The bill is called the HELP Separated Children’s Act. It would allow parents to make cans to arrange for the care of their children and ensure that children can call their parents when detained, allow parents to participate fully in family court proceedings, protect children from being forced to serve as interpreters in immigration enforcement actions, ensure that parents can coordinate departures with their children before being taken into custody, and require Immigration and Customs Enforcement to consider children’s best interests when their parents are detained or arrested.

Speaking to WCBS 880’s Michael Wallace, Blumenthal said there are more than 5 million children in the U.S. who are living with at least one undocumented immigrant parent.

“What we’ve seen repeatedly in Connecticut and New York and New Jersey is arrests – draconian roundups of undocumented people who have children – U.S. citizens born in this country – their children living with them,” he said. “So this bill would permit parents to participate in decisions about where those children go; protect them from draconian decisions that ICE can make and consider the best interests of children when their parents are detained and transferred.”

Blumenthal said the bill would not stop many of the deportations, but would help protect the children who are abandoned.

Currently, a range of things can happen to children who are left behind when their parents are deported, Blumenthal explained.

“It can range from a relative taking them to a foster parent situation or temporary custody. In Connecticut, these children, if they are left alone, are really completely alone in many instances, and can be subject to the whims of the process,” he said, “and that’s really not only cruel and unfair, but it also is against our interests in the long run, because children of detained parents – many of them have been taken into custody themselves, and they are then turned over to people who may or may not care for them.”

Blumenthal said the bill has strong bipartisan support.

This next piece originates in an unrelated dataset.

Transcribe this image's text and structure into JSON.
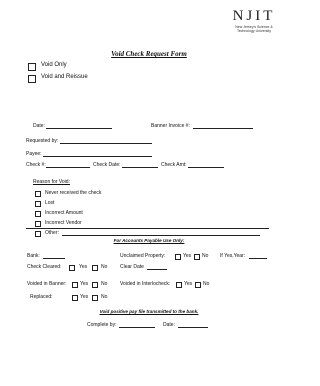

“I’m hoping that a Congress that is so polarized on many, many issues will take this humanitarian cause for United States citizens – I can’t repeat often enough, these 5 million children are U.S. citizens. They were born in this country,” he said. “They had the misfortune of their parents – often misled by bad lawyers; I say that without any great pride, I’m a lawyer myself – but their parents are sometimes in this country illegally because they’re misadvised.”